Vi ricordate la storia degli yacht e delle mega ville sequestrati agli oligarchi amici di Putin (800 milioni di bendiddio)? Quei barconi super lussuosi ormeggiati nei porti più esclusivi d’Italia e quelle villone pacchianamente fastose? Bene, quei sigilli rischiano di costarci carissimo, in termini sia economici che giuridici. E anche a breve termine.
Ad avvertirci dei nuvoloni in arrivo è il Sole 24 Ore. Il giornale salmonato segnala che questa messa in stand by dei miliardari russi non corrisponde a un sequestro o a una confisca ma a un congelamento, scenario previsto dalle normative comunitarie ma assente nel nostro ordinamento. E già questo crea un vulnus. Perché non può esserci il provvedimento di un nostro giudice a stabilire il blocco dei beni ma si deve fare riferimento ai regolamenti Uendel 2014 e del febbraio 2022.
Altro aspetto giuridico e sensibile è la questione relativa alla proprietà di questi beni che non fa direttamente riferimento alle persone fisiche degli oligarchi ma alle persone giuridiche di società di cui essi fanno parte.
“Per l’ordinamento italiano – scrive il Sole 24 Ore – la società di capitali è un soggetto distinto dalle persone dei soci e beneficia di autonomia patrimoniale: ciò significa che la società risponde dei propri debiti, ma non delle obbligazioni dei soci”.
Ci fermiamo qui con i tecnicismi più astrusi e arriviamo alla conclusione che è la seguente: la decisione di sequestrare, ma sarebbe più corrette dire congelare, le mirabilia degli epuloni russi potrebbe essere presto impugnata dagli stessi davanti al Tar o alla Corte Europea.

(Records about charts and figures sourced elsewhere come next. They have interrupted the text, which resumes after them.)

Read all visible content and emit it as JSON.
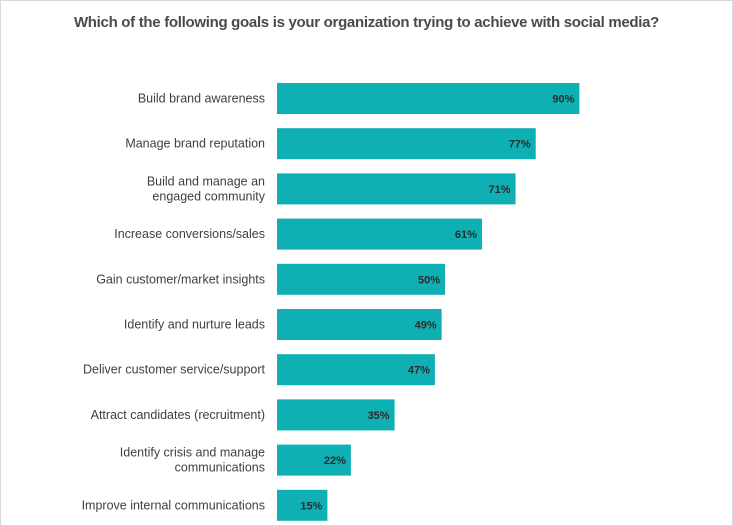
{
  "chart_data": {
    "type": "bar",
    "orientation": "horizontal",
    "title": "Which of the following goals is your organization trying to achieve with social media?",
    "categories": [
      "Build brand awareness",
      "Manage brand reputation",
      "Build and manage an engaged community",
      "Increase conversions/sales",
      "Gain customer/market insights",
      "Identify and nurture leads",
      "Deliver customer service/support",
      "Attract candidates (recruitment)",
      "Identify crisis and manage communications",
      "Improve internal communications"
    ],
    "category_lines": [
      [
        "Build brand awareness"
      ],
      [
        "Manage brand reputation"
      ],
      [
        "Build and manage an",
        "engaged community"
      ],
      [
        "Increase conversions/sales"
      ],
      [
        "Gain customer/market insights"
      ],
      [
        "Identify and nurture leads"
      ],
      [
        "Deliver customer service/support"
      ],
      [
        "Attract candidates (recruitment)"
      ],
      [
        "Identify crisis and manage",
        "communications"
      ],
      [
        "Improve internal communications"
      ]
    ],
    "values": [
      90,
      77,
      71,
      61,
      50,
      49,
      47,
      35,
      22,
      15
    ],
    "value_labels": [
      "90%",
      "77%",
      "71%",
      "61%",
      "50%",
      "49%",
      "47%",
      "35%",
      "22%",
      "15%"
    ],
    "unit": "%",
    "xlim": [
      0,
      100
    ],
    "bar_color": "#0fb0b4",
    "grid": false,
    "legend": "none"
  }
}
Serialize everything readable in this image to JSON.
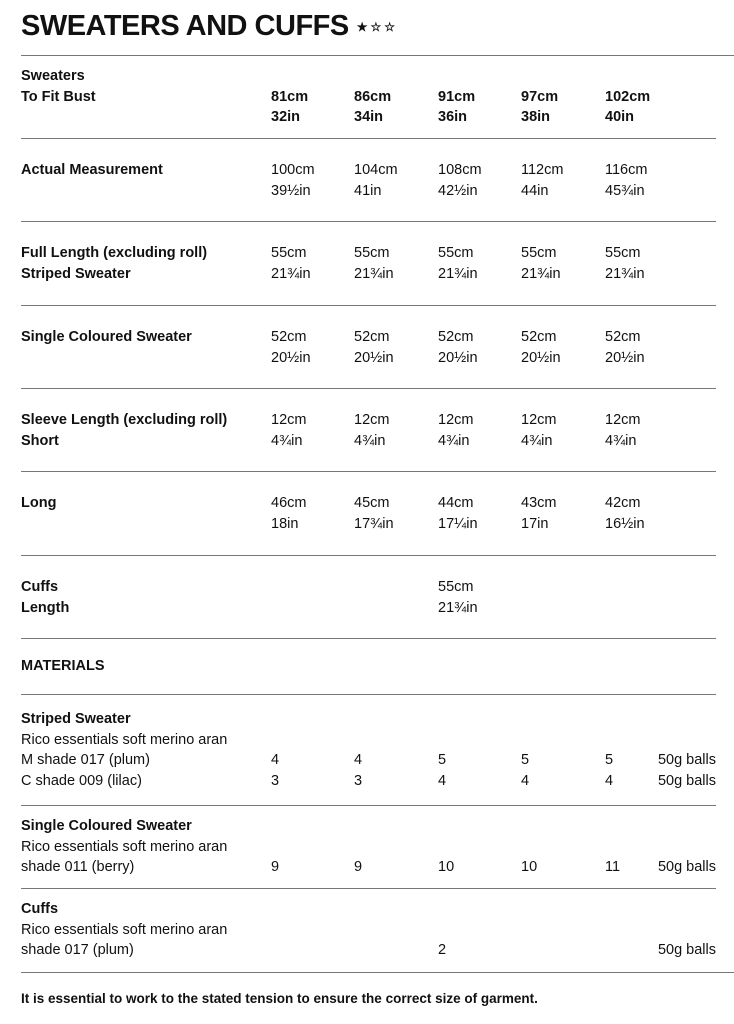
{
  "title": "SWEATERS AND CUFFS",
  "rating": {
    "filled": 1,
    "total": 3,
    "glyphs": "★☆☆"
  },
  "sizes": {
    "header": {
      "labels": [
        "Sweaters",
        "To Fit Bust"
      ],
      "cm": [
        "81cm",
        "86cm",
        "91cm",
        "97cm",
        "102cm"
      ],
      "in": [
        "32in",
        "34in",
        "36in",
        "38in",
        "40in"
      ]
    },
    "rows": [
      {
        "labels": [
          "Actual Measurement"
        ],
        "cm": [
          "100cm",
          "104cm",
          "108cm",
          "112cm",
          "116cm"
        ],
        "in": [
          "39½in",
          "41in",
          "42½in",
          "44in",
          "45¾in"
        ]
      },
      {
        "labels": [
          "Full Length (excluding roll)",
          "Striped Sweater"
        ],
        "cm": [
          "55cm",
          "55cm",
          "55cm",
          "55cm",
          "55cm"
        ],
        "in": [
          "21¾in",
          "21¾in",
          "21¾in",
          "21¾in",
          "21¾in"
        ]
      },
      {
        "labels": [
          "Single Coloured Sweater"
        ],
        "cm": [
          "52cm",
          "52cm",
          "52cm",
          "52cm",
          "52cm"
        ],
        "in": [
          "20½in",
          "20½in",
          "20½in",
          "20½in",
          "20½in"
        ]
      },
      {
        "labels": [
          "Sleeve Length (excluding roll)",
          "Short"
        ],
        "cm": [
          "12cm",
          "12cm",
          "12cm",
          "12cm",
          "12cm"
        ],
        "in": [
          "4¾in",
          "4¾in",
          "4¾in",
          "4¾in",
          "4¾in"
        ]
      },
      {
        "labels": [
          "Long"
        ],
        "cm": [
          "46cm",
          "45cm",
          "44cm",
          "43cm",
          "42cm"
        ],
        "in": [
          "18in",
          "17¾in",
          "17¼in",
          "17in",
          "16½in"
        ]
      },
      {
        "labels": [
          "Cuffs",
          "Length"
        ],
        "cm": [
          null,
          null,
          "55cm",
          null,
          null
        ],
        "in": [
          null,
          null,
          "21¾in",
          null,
          null
        ]
      }
    ]
  },
  "materials": {
    "title": "MATERIALS",
    "groups": [
      {
        "title": "Striped Sweater",
        "yarn": "Rico essentials soft merino aran",
        "lines": [
          {
            "label": "M shade 017 (plum)",
            "counts": [
              "4",
              "4",
              "5",
              "5",
              "5"
            ],
            "unit": "50g balls"
          },
          {
            "label": "C shade 009 (lilac)",
            "counts": [
              "3",
              "3",
              "4",
              "4",
              "4"
            ],
            "unit": "50g balls"
          }
        ]
      },
      {
        "title": "Single Coloured Sweater",
        "yarn": "Rico essentials soft merino aran",
        "lines": [
          {
            "label": "shade 011 (berry)",
            "counts": [
              "9",
              "9",
              "10",
              "10",
              "11"
            ],
            "unit": "50g balls"
          }
        ]
      },
      {
        "title": "Cuffs",
        "yarn": "Rico essentials soft merino aran",
        "lines": [
          {
            "label": "shade 017 (plum)",
            "counts": [
              null,
              null,
              "2",
              null,
              null
            ],
            "unit": "50g balls"
          }
        ]
      }
    ]
  },
  "footer": "It is essential to work to the stated tension to ensure the correct size of garment."
}
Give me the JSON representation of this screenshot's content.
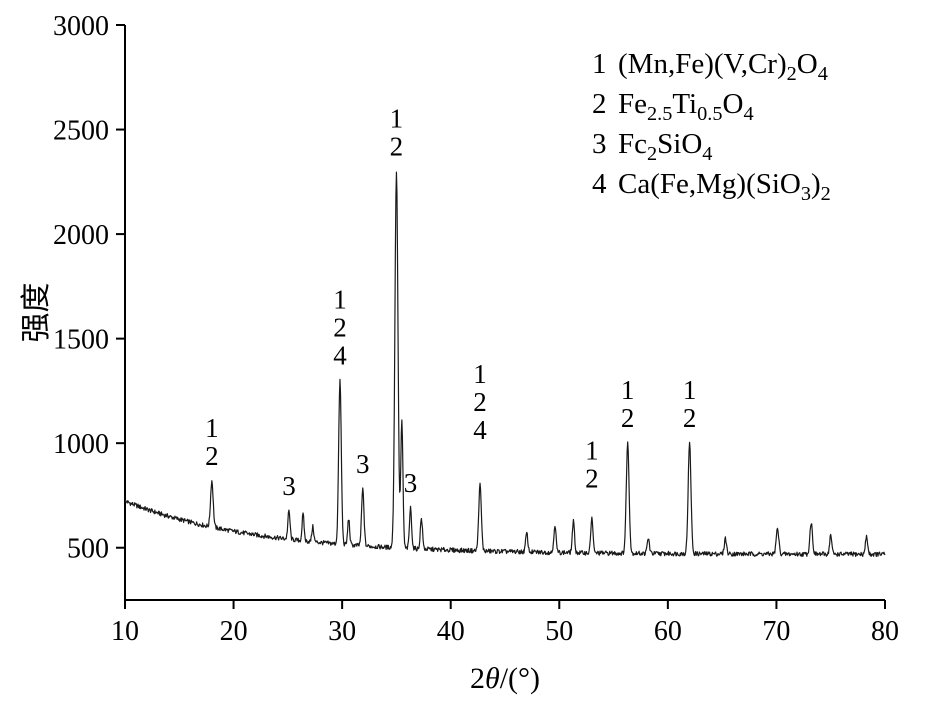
{
  "chart_data": {
    "type": "line",
    "title": "",
    "xlabel": "2θ/(°)",
    "ylabel": "强度",
    "xlim": [
      10,
      80
    ],
    "ylim": [
      250,
      3000
    ],
    "x_ticks": [
      10,
      20,
      30,
      40,
      50,
      60,
      70,
      80
    ],
    "y_ticks": [
      500,
      1000,
      1500,
      2000,
      2500,
      3000
    ],
    "grid": false,
    "legend_position": "top-right-inside",
    "line_color": "#1a1a1a",
    "axis_color": "#000000",
    "background_curve": {
      "base": 468,
      "amp": 255,
      "decay": 12,
      "x0": 10
    },
    "noise_amp": 11,
    "sample_step": 0.05,
    "peaks": [
      {
        "x": 18.0,
        "top": 820,
        "sigma": 0.12
      },
      {
        "x": 25.1,
        "top": 675,
        "sigma": 0.1
      },
      {
        "x": 26.4,
        "top": 660,
        "sigma": 0.09
      },
      {
        "x": 27.3,
        "top": 600,
        "sigma": 0.09
      },
      {
        "x": 29.8,
        "top": 1300,
        "sigma": 0.12
      },
      {
        "x": 30.6,
        "top": 640,
        "sigma": 0.09
      },
      {
        "x": 31.9,
        "top": 780,
        "sigma": 0.11
      },
      {
        "x": 35.0,
        "top": 2300,
        "sigma": 0.14
      },
      {
        "x": 35.5,
        "top": 1100,
        "sigma": 0.1
      },
      {
        "x": 36.3,
        "top": 690,
        "sigma": 0.1
      },
      {
        "x": 37.3,
        "top": 640,
        "sigma": 0.1
      },
      {
        "x": 42.7,
        "top": 800,
        "sigma": 0.12
      },
      {
        "x": 47.0,
        "top": 570,
        "sigma": 0.1
      },
      {
        "x": 49.6,
        "top": 610,
        "sigma": 0.1
      },
      {
        "x": 51.3,
        "top": 625,
        "sigma": 0.1
      },
      {
        "x": 53.0,
        "top": 645,
        "sigma": 0.1
      },
      {
        "x": 56.3,
        "top": 1000,
        "sigma": 0.13
      },
      {
        "x": 58.2,
        "top": 545,
        "sigma": 0.1
      },
      {
        "x": 62.0,
        "top": 1000,
        "sigma": 0.13
      },
      {
        "x": 65.3,
        "top": 545,
        "sigma": 0.1
      },
      {
        "x": 70.1,
        "top": 590,
        "sigma": 0.12
      },
      {
        "x": 73.2,
        "top": 620,
        "sigma": 0.12
      },
      {
        "x": 75.0,
        "top": 560,
        "sigma": 0.1
      },
      {
        "x": 78.3,
        "top": 555,
        "sigma": 0.1
      }
    ],
    "peak_labels": [
      {
        "x": 18.0,
        "lines": [
          "1",
          "2"
        ],
        "gap": 16
      },
      {
        "x": 25.1,
        "lines": [
          "3"
        ],
        "gap": 16
      },
      {
        "x": 29.8,
        "lines": [
          "1",
          "2",
          "4"
        ],
        "gap": 16
      },
      {
        "x": 31.9,
        "lines": [
          "3"
        ],
        "gap": 16
      },
      {
        "x": 35.0,
        "lines": [
          "1",
          "2"
        ],
        "gap": 16
      },
      {
        "x": 36.3,
        "lines": [
          "3"
        ],
        "gap": 16
      },
      {
        "x": 42.7,
        "lines": [
          "1",
          "2",
          "4"
        ],
        "gap": 46
      },
      {
        "x": 53.0,
        "lines": [
          "1",
          "2"
        ],
        "gap": 30
      },
      {
        "x": 56.3,
        "lines": [
          "1",
          "2"
        ],
        "gap": 16
      },
      {
        "x": 62.0,
        "lines": [
          "1",
          "2"
        ],
        "gap": 16
      }
    ],
    "legend": [
      {
        "num": "1",
        "formula_plain": "(Mn,Fe)(V,Cr)2O4",
        "parts": [
          {
            "t": "(Mn,Fe)(V,Cr)"
          },
          {
            "sub": "2"
          },
          {
            "t": "O"
          },
          {
            "sub": "4"
          }
        ]
      },
      {
        "num": "2",
        "formula_plain": "Fe2.5Ti0.5O4",
        "parts": [
          {
            "t": "Fe"
          },
          {
            "sub": "2.5"
          },
          {
            "t": "Ti"
          },
          {
            "sub": "0.5"
          },
          {
            "t": "O"
          },
          {
            "sub": "4"
          }
        ]
      },
      {
        "num": "3",
        "formula_plain": "Fc2SiO4",
        "parts": [
          {
            "t": "Fc"
          },
          {
            "sub": "2"
          },
          {
            "t": "SiO"
          },
          {
            "sub": "4"
          }
        ]
      },
      {
        "num": "4",
        "formula_plain": "Ca(Fe,Mg)(SiO3)2",
        "parts": [
          {
            "t": "Ca(Fe,Mg)(SiO"
          },
          {
            "sub": "3"
          },
          {
            "t": ")"
          },
          {
            "sub": "2"
          }
        ]
      }
    ]
  }
}
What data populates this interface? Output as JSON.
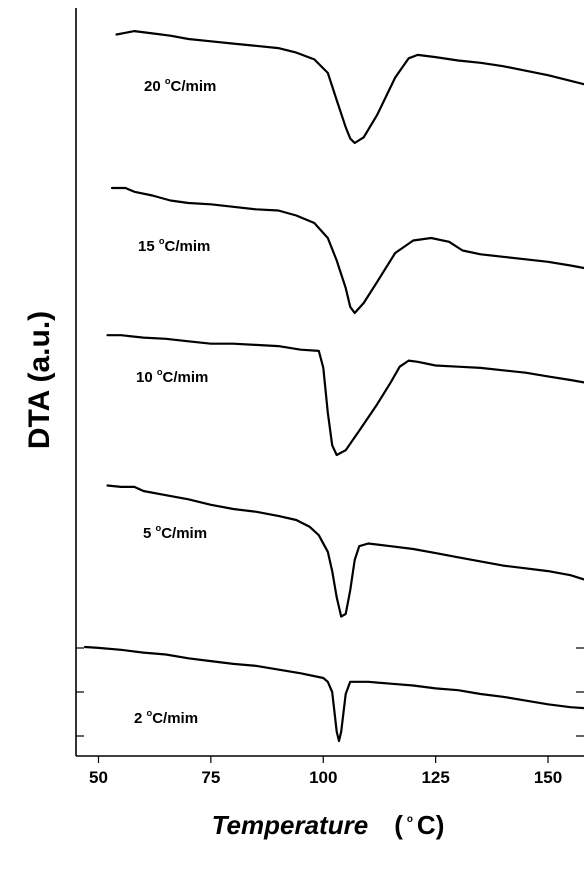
{
  "chart_data": {
    "type": "line",
    "xlabel": "Temperature",
    "xlabel_unit_prefix": "(",
    "xlabel_unit_sup": "o",
    "xlabel_unit_suffix": "C)",
    "ylabel": "DTA (a.u.)",
    "xlim": [
      45,
      158
    ],
    "xticks": [
      "50",
      "75",
      "100",
      "125",
      "150"
    ],
    "y_scale": "arbitrary units, curves vertically offset",
    "series": [
      {
        "label_value": "20",
        "label_unit": "C/mim",
        "points": [
          [
            54,
            0.96
          ],
          [
            58,
            0.99
          ],
          [
            62,
            0.97
          ],
          [
            66,
            0.95
          ],
          [
            70,
            0.92
          ],
          [
            75,
            0.9
          ],
          [
            80,
            0.88
          ],
          [
            85,
            0.86
          ],
          [
            90,
            0.84
          ],
          [
            94,
            0.8
          ],
          [
            98,
            0.74
          ],
          [
            101,
            0.62
          ],
          [
            103,
            0.38
          ],
          [
            105,
            0.14
          ],
          [
            106,
            0.04
          ],
          [
            107,
            0.0
          ],
          [
            109,
            0.05
          ],
          [
            112,
            0.25
          ],
          [
            116,
            0.58
          ],
          [
            119,
            0.75
          ],
          [
            121,
            0.78
          ],
          [
            125,
            0.76
          ],
          [
            130,
            0.73
          ],
          [
            135,
            0.71
          ],
          [
            140,
            0.68
          ],
          [
            145,
            0.64
          ],
          [
            150,
            0.6
          ],
          [
            155,
            0.55
          ],
          [
            158,
            0.52
          ]
        ]
      },
      {
        "label_value": "15",
        "label_unit": "C/mim",
        "points": [
          [
            53,
            1.0
          ],
          [
            56,
            1.0
          ],
          [
            58,
            0.97
          ],
          [
            62,
            0.94
          ],
          [
            66,
            0.9
          ],
          [
            70,
            0.88
          ],
          [
            75,
            0.87
          ],
          [
            80,
            0.85
          ],
          [
            85,
            0.83
          ],
          [
            90,
            0.82
          ],
          [
            94,
            0.78
          ],
          [
            98,
            0.72
          ],
          [
            101,
            0.6
          ],
          [
            103,
            0.42
          ],
          [
            105,
            0.2
          ],
          [
            106,
            0.05
          ],
          [
            107,
            0.0
          ],
          [
            109,
            0.08
          ],
          [
            112,
            0.25
          ],
          [
            116,
            0.48
          ],
          [
            120,
            0.58
          ],
          [
            124,
            0.6
          ],
          [
            128,
            0.57
          ],
          [
            131,
            0.5
          ],
          [
            135,
            0.47
          ],
          [
            140,
            0.45
          ],
          [
            145,
            0.43
          ],
          [
            150,
            0.41
          ],
          [
            155,
            0.38
          ],
          [
            158,
            0.36
          ]
        ]
      },
      {
        "label_value": "10",
        "label_unit": "C/mim",
        "points": [
          [
            52,
            0.99
          ],
          [
            55,
            0.99
          ],
          [
            60,
            0.97
          ],
          [
            65,
            0.96
          ],
          [
            70,
            0.94
          ],
          [
            75,
            0.92
          ],
          [
            80,
            0.92
          ],
          [
            85,
            0.91
          ],
          [
            90,
            0.9
          ],
          [
            95,
            0.87
          ],
          [
            99,
            0.86
          ],
          [
            100,
            0.72
          ],
          [
            101,
            0.35
          ],
          [
            102,
            0.08
          ],
          [
            103,
            0.0
          ],
          [
            105,
            0.04
          ],
          [
            108,
            0.2
          ],
          [
            112,
            0.42
          ],
          [
            115,
            0.6
          ],
          [
            117,
            0.73
          ],
          [
            119,
            0.78
          ],
          [
            121,
            0.77
          ],
          [
            125,
            0.74
          ],
          [
            130,
            0.73
          ],
          [
            135,
            0.72
          ],
          [
            140,
            0.7
          ],
          [
            145,
            0.68
          ],
          [
            150,
            0.65
          ],
          [
            155,
            0.62
          ],
          [
            158,
            0.6
          ]
        ]
      },
      {
        "label_value": "5",
        "label_unit": "C/mim",
        "points": [
          [
            52,
            0.96
          ],
          [
            55,
            0.95
          ],
          [
            58,
            0.95
          ],
          [
            60,
            0.92
          ],
          [
            65,
            0.89
          ],
          [
            70,
            0.86
          ],
          [
            75,
            0.82
          ],
          [
            80,
            0.79
          ],
          [
            85,
            0.77
          ],
          [
            90,
            0.74
          ],
          [
            94,
            0.71
          ],
          [
            97,
            0.66
          ],
          [
            99,
            0.6
          ],
          [
            101,
            0.48
          ],
          [
            102,
            0.34
          ],
          [
            103,
            0.15
          ],
          [
            104,
            0.01
          ],
          [
            105,
            0.03
          ],
          [
            106,
            0.2
          ],
          [
            107,
            0.42
          ],
          [
            108,
            0.52
          ],
          [
            110,
            0.54
          ],
          [
            115,
            0.52
          ],
          [
            120,
            0.5
          ],
          [
            125,
            0.47
          ],
          [
            130,
            0.44
          ],
          [
            135,
            0.41
          ],
          [
            140,
            0.38
          ],
          [
            145,
            0.36
          ],
          [
            150,
            0.34
          ],
          [
            155,
            0.31
          ],
          [
            158,
            0.28
          ]
        ]
      },
      {
        "label_value": "2",
        "label_unit": "C/mim",
        "points": [
          [
            47,
            1.0
          ],
          [
            50,
            0.99
          ],
          [
            55,
            0.97
          ],
          [
            60,
            0.94
          ],
          [
            65,
            0.92
          ],
          [
            70,
            0.88
          ],
          [
            75,
            0.85
          ],
          [
            80,
            0.82
          ],
          [
            85,
            0.8
          ],
          [
            90,
            0.76
          ],
          [
            95,
            0.72
          ],
          [
            100,
            0.67
          ],
          [
            101,
            0.63
          ],
          [
            102,
            0.52
          ],
          [
            103,
            0.1
          ],
          [
            103.5,
            0.0
          ],
          [
            104,
            0.1
          ],
          [
            105,
            0.5
          ],
          [
            106,
            0.63
          ],
          [
            110,
            0.63
          ],
          [
            115,
            0.61
          ],
          [
            120,
            0.59
          ],
          [
            125,
            0.56
          ],
          [
            130,
            0.54
          ],
          [
            135,
            0.5
          ],
          [
            140,
            0.47
          ],
          [
            145,
            0.43
          ],
          [
            150,
            0.39
          ],
          [
            155,
            0.36
          ],
          [
            158,
            0.35
          ]
        ]
      }
    ]
  }
}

Nel caso i ricorsi dovessero essere accolti, ciò comporterebbe l’obbligo di risarcimenti da parte del nostro Paese nei confronti di questi signori pieni di soldi. Insomma, al danno dei costi di manutenzione, che come è noto spettano all’Agenzia del Demanio (150mila euro al giorno) si aggiungerebbe la beffa dei risarcimenti.